Associate Director, Automation/SRE, Production Engineering

1 day ago


Toronto, Ontario, Canada RBC Full time $120,000 - $200,000 per year

Job Description
What is the opportunity?
This role reports to the Associate Director, Production Engineering Lead within the Production and Risk Services (P&RS). As part of the team, you will be help operationalize her strategy to embed SRE (Site Reliability Engineering) principles and best practices to drive down TOIL and maintenance cost. This Associate Director, Automation/SRE-Production Engineering role will be vital in shaping the SRE function within P&RS (and wider Quantitative and Technology Services that P&RS is part of) to improve efficiency, recovery and resiliency.

What will you do?

  • Report directly to the Production Engineering Lead, partenering closely to prioritize and address reliability and supportability gaps.
  • Opportunity to work with RBC's Predictive Engineering tool.
  • Focus on solving our operational challenges tasks (improving supportability / enhancements on operating a 24/7 environment); you'll support application written in Java, .NET, C++, and web stacks across cloud, on-prem Linux/Windows, and containerized environments.
  • Engineer and maintain API integrations (e.g. REST/SOAP, OAuth, OpenAPI/Swagger) to enable robust inter-service communication
  • Enhance and maintain database reliability and performance across relational(Postgres SQL, Oracle) and NoSQL (MongoDb, Cassandra, Redis) platform- qyuery optimization, replication relsilience, automation.
  • Develop and manage automation tools and frameworks to reduce operational toil and build self-healing workflows; implement monitoring, alerting, SLI/SLO's, dashboards usiong tools like ITRS geneos, Prometheus, Grafana , ELK, Dynatrace.
  • Apply long-term corrective actions and automations for recurring incidents; embed resilience patterns, - retries, circuit breaker, graceful degradation into services and systems deployed on cloud(Azure, AWS), Linux/Windows on-prem , and containers(Kubernetes/Docker).
  • Contribute to documentation and adoption of reliability best practices across development abds support teams; identify reliability gaps, help build standardized frameworks and clos those gaps through automation, monitoring , API/ database integrations, and self-healing systems.
  • Utilize effective and efficient sustainment in supportability engineering to help automate manual tasks (alleviate TOIL), invent tools to help improve issue investigations and recovery such as intelligent operations/AI Ops.
  • Lead in Disciplined Operations and governance - best practices and production standards on our toolkit, build and set templates for monitoring, batch controls, runbooks etc.
  • Integrate Chaos Engineering best practices and outline front to back integration testing standards, accepting failure as norm.

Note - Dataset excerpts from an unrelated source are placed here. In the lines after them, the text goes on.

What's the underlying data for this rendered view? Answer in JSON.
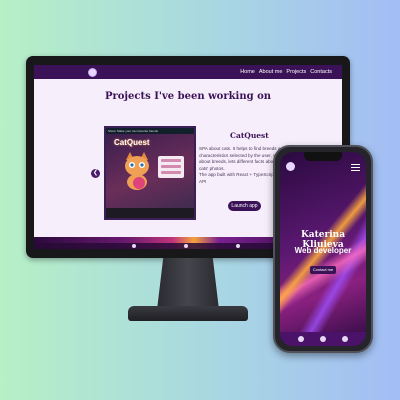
{
  "desktop": {
    "nav": {
      "links": [
        "Home",
        "About me",
        "Projects",
        "Contacts"
      ]
    },
    "section_title": "Projects I've been working on",
    "project": {
      "thumb_topbar": "Show: Make your own favorite friends",
      "thumb_title": "CatQuest",
      "thumb_footer": "",
      "name": "CatQuest",
      "description": "SPA about cats. It helps to find breeds according to the characteristics selected by the user, shows information about breeds, lets different facts about cats and shows cats' photos.\nThe app built with React + TypeScript, CSS, HTML, API",
      "button": "Launch app",
      "prev_icon": "chevron-left-icon"
    }
  },
  "phone": {
    "time": "",
    "name": "Katerina Kliuieva",
    "role": "Web developer",
    "button": "Contact me"
  },
  "colors": {
    "brand": "#3b1257",
    "accent_orange": "#f4a23d",
    "accent_pink": "#c0337a"
  }
}
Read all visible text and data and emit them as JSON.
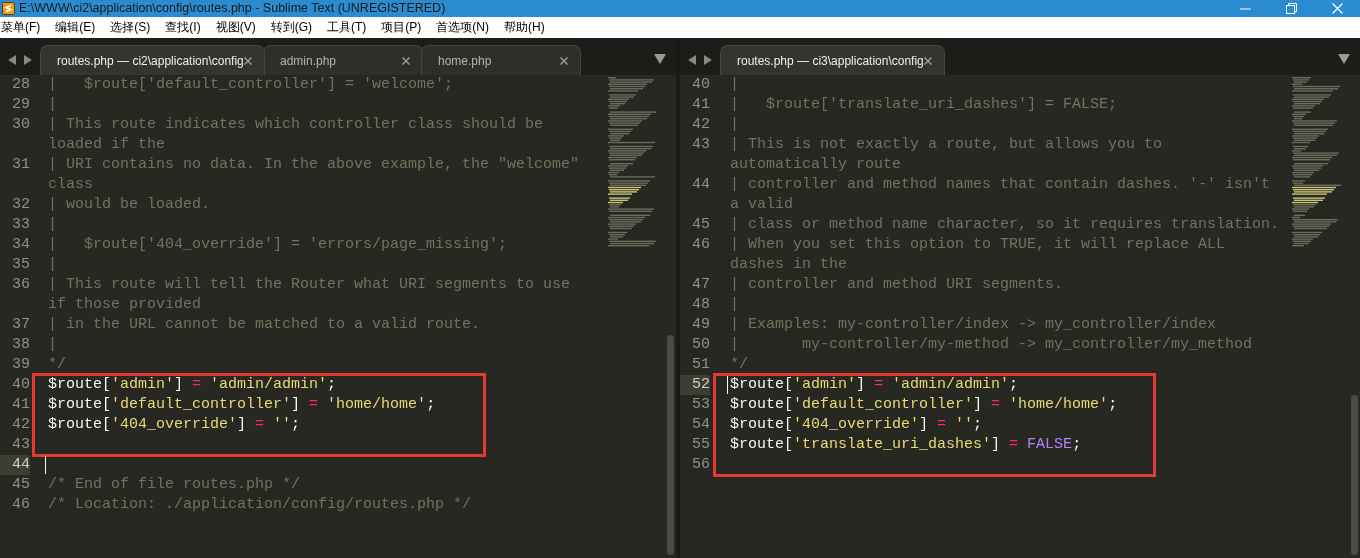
{
  "window": {
    "title": "E:\\WWW\\ci2\\application\\config\\routes.php - Sublime Text (UNREGISTERED)"
  },
  "menu": [
    "菜单(F)",
    "编辑(E)",
    "选择(S)",
    "查找(I)",
    "视图(V)",
    "转到(G)",
    "工具(T)",
    "项目(P)",
    "首选项(N)",
    "帮助(H)"
  ],
  "panes": [
    {
      "tabs": [
        {
          "label": "routes.php — ci2\\application\\config",
          "selected": true
        },
        {
          "label": "admin.php",
          "selected": false
        },
        {
          "label": "home.php",
          "selected": false
        }
      ],
      "lines": [
        {
          "number": "28",
          "kind": "comment",
          "text": "|   $route['default_controller'] = 'welcome';",
          "current": false,
          "boxed": false
        },
        {
          "number": "29",
          "kind": "comment",
          "text": "|",
          "current": false,
          "boxed": false
        },
        {
          "number": "30",
          "kind": "comment",
          "text": "| This route indicates which controller class should be loaded if the",
          "current": false,
          "boxed": false
        },
        {
          "number": "31",
          "kind": "comment",
          "text": "| URI contains no data. In the above example, the \"welcome\" class",
          "current": false,
          "boxed": false
        },
        {
          "number": "32",
          "kind": "comment",
          "text": "| would be loaded.",
          "current": false,
          "boxed": false
        },
        {
          "number": "33",
          "kind": "comment",
          "text": "|",
          "current": false,
          "boxed": false
        },
        {
          "number": "34",
          "kind": "comment",
          "text": "|   $route['404_override'] = 'errors/page_missing';",
          "current": false,
          "boxed": false
        },
        {
          "number": "35",
          "kind": "comment",
          "text": "|",
          "current": false,
          "boxed": false
        },
        {
          "number": "36",
          "kind": "comment",
          "text": "| This route will tell the Router what URI segments to use if those provided",
          "current": false,
          "boxed": false
        },
        {
          "number": "37",
          "kind": "comment",
          "text": "| in the URL cannot be matched to a valid route.",
          "current": false,
          "boxed": false
        },
        {
          "number": "38",
          "kind": "comment",
          "text": "|",
          "current": false,
          "boxed": false
        },
        {
          "number": "39",
          "kind": "comment",
          "text": "*/",
          "current": false,
          "boxed": false
        },
        {
          "number": "40",
          "kind": "code",
          "tokens": [
            {
              "kind": "var",
              "text": "$route"
            },
            {
              "kind": "punct",
              "text": "["
            },
            {
              "kind": "str",
              "text": "'admin'"
            },
            {
              "kind": "punct",
              "text": "] "
            },
            {
              "kind": "op",
              "text": "="
            },
            {
              "kind": "str",
              "text": " 'admin/admin'"
            },
            {
              "kind": "punct",
              "text": ";"
            }
          ],
          "current": false,
          "boxed": true
        },
        {
          "number": "41",
          "kind": "code",
          "tokens": [
            {
              "kind": "var",
              "text": "$route"
            },
            {
              "kind": "punct",
              "text": "["
            },
            {
              "kind": "str",
              "text": "'default_controller'"
            },
            {
              "kind": "punct",
              "text": "] "
            },
            {
              "kind": "op",
              "text": "="
            },
            {
              "kind": "str",
              "text": " 'home/home'"
            },
            {
              "kind": "punct",
              "text": ";"
            }
          ],
          "current": false,
          "boxed": true
        },
        {
          "number": "42",
          "kind": "code",
          "tokens": [
            {
              "kind": "var",
              "text": "$route"
            },
            {
              "kind": "punct",
              "text": "["
            },
            {
              "kind": "str",
              "text": "'404_override'"
            },
            {
              "kind": "punct",
              "text": "] "
            },
            {
              "kind": "op",
              "text": "="
            },
            {
              "kind": "str",
              "text": " ''"
            },
            {
              "kind": "punct",
              "text": ";"
            }
          ],
          "current": false,
          "boxed": true
        },
        {
          "number": "43",
          "kind": "blank",
          "current": false,
          "boxed": true
        },
        {
          "number": "44",
          "kind": "blank",
          "current": true,
          "boxed": false
        },
        {
          "number": "45",
          "kind": "comment",
          "text": "/* End of file routes.php */",
          "current": false,
          "boxed": false
        },
        {
          "number": "46",
          "kind": "comment",
          "text": "/* Location: ./application/config/routes.php */",
          "current": false,
          "boxed": false
        }
      ]
    },
    {
      "tabs": [
        {
          "label": "routes.php — ci3\\application\\config",
          "selected": true
        }
      ],
      "lines": [
        {
          "number": "40",
          "kind": "comment",
          "text": "|",
          "current": false,
          "boxed": false
        },
        {
          "number": "41",
          "kind": "comment",
          "text": "|   $route['translate_uri_dashes'] = FALSE;",
          "current": false,
          "boxed": false
        },
        {
          "number": "42",
          "kind": "comment",
          "text": "|",
          "current": false,
          "boxed": false
        },
        {
          "number": "43",
          "kind": "comment",
          "text": "| This is not exactly a route, but allows you to automatically route",
          "current": false,
          "boxed": false
        },
        {
          "number": "44",
          "kind": "comment",
          "text": "| controller and method names that contain dashes. '-' isn't a valid",
          "current": false,
          "boxed": false
        },
        {
          "number": "45",
          "kind": "comment",
          "text": "| class or method name character, so it requires translation.",
          "current": false,
          "boxed": false
        },
        {
          "number": "46",
          "kind": "comment",
          "text": "| When you set this option to TRUE, it will replace ALL dashes in the",
          "current": false,
          "boxed": false
        },
        {
          "number": "47",
          "kind": "comment",
          "text": "| controller and method URI segments.",
          "current": false,
          "boxed": false
        },
        {
          "number": "48",
          "kind": "comment",
          "text": "|",
          "current": false,
          "boxed": false
        },
        {
          "number": "49",
          "kind": "comment",
          "text": "| Examples: my-controller/index -> my_controller/index",
          "current": false,
          "boxed": false
        },
        {
          "number": "50",
          "kind": "comment",
          "text": "|       my-controller/my-method -> my_controller/my_method",
          "current": false,
          "boxed": false
        },
        {
          "number": "51",
          "kind": "comment",
          "text": "*/",
          "current": false,
          "boxed": false
        },
        {
          "number": "52",
          "kind": "code",
          "tokens": [
            {
              "kind": "var",
              "text": "$route"
            },
            {
              "kind": "punct",
              "text": "["
            },
            {
              "kind": "str",
              "text": "'admin'"
            },
            {
              "kind": "punct",
              "text": "] "
            },
            {
              "kind": "op",
              "text": "="
            },
            {
              "kind": "str",
              "text": " 'admin/admin'"
            },
            {
              "kind": "punct",
              "text": ";"
            }
          ],
          "current": true,
          "boxed": true
        },
        {
          "number": "53",
          "kind": "code",
          "tokens": [
            {
              "kind": "var",
              "text": "$route"
            },
            {
              "kind": "punct",
              "text": "["
            },
            {
              "kind": "str",
              "text": "'default_controller'"
            },
            {
              "kind": "punct",
              "text": "] "
            },
            {
              "kind": "op",
              "text": "="
            },
            {
              "kind": "str",
              "text": " 'home/home'"
            },
            {
              "kind": "punct",
              "text": ";"
            }
          ],
          "current": false,
          "boxed": true
        },
        {
          "number": "54",
          "kind": "code",
          "tokens": [
            {
              "kind": "var",
              "text": "$route"
            },
            {
              "kind": "punct",
              "text": "["
            },
            {
              "kind": "str",
              "text": "'404_override'"
            },
            {
              "kind": "punct",
              "text": "] "
            },
            {
              "kind": "op",
              "text": "="
            },
            {
              "kind": "str",
              "text": " ''"
            },
            {
              "kind": "punct",
              "text": ";"
            }
          ],
          "current": false,
          "boxed": true
        },
        {
          "number": "55",
          "kind": "code",
          "tokens": [
            {
              "kind": "var",
              "text": "$route"
            },
            {
              "kind": "punct",
              "text": "["
            },
            {
              "kind": "str",
              "text": "'translate_uri_dashes'"
            },
            {
              "kind": "punct",
              "text": "] "
            },
            {
              "kind": "op",
              "text": "="
            },
            {
              "kind": "const",
              "text": " FALSE"
            },
            {
              "kind": "punct",
              "text": ";"
            }
          ],
          "current": false,
          "boxed": true
        },
        {
          "number": "56",
          "kind": "blank",
          "current": false,
          "boxed": true
        }
      ]
    }
  ]
}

What do you need to succeed?
Must have:

  • Bachelor's degree in Computer Science, Engineering, or equivalent experience
  • 5+ years experience of software development, including 5+ years in Core Java in production applications
  • 2+ Experience with SRE (Site Reliability Engineering) principles and practices
  • Proven experience with API integrations and inter-service communication frameworks (e.g., Spring REST, Swagger/OpenAPI)
  • Real world experience with database systems: SQL - designing for performance, automating operations
  • Strong coding and scripting abilities (Java, Python, Bash) to build automation tooling
  • Familiarity with Observability tooling, any one of…like ITRS Geneos, Prometheus, Grafana, ELK stack, Dynatrace
  • Solid understanding of working with Linux and Windows OS, Networking, Container orchestration (Kubernetes), and cloud architecture
  • Must be extremely hands on, detail oriented, assertive and proactive with both day-to-day tasks and short and long-term deliveries
  • Proven ability to collaborate well with others, be strategically focused and realize continuous improvements
  • Good organization skills , ability to effectively context switch and thrive in a fast pace environment
  • Strong interpersonal skills and self-starter attitude
  • Excellent verbal and written communication skills

Nice to have:

  • Cloud certification (Azure, AWS) or Kubernetes certification(CKA)
  • Exposure to chaos engineering, GitOps workflows(ArgoCD, Flux, Helios), and polatform level error budgeting
  • Prior in-depth experience in supporting large-scale, enterprise-wide, global trading and risk platforms

What is in it for you?
We thrive on the challenge to be our best - progressive thinking to keep growing and working together to deliver trusted advice to help our clients thrive and communities prosper. We care about each other, reaching our potential, making a difference to our communities, and achieving success that is mutual.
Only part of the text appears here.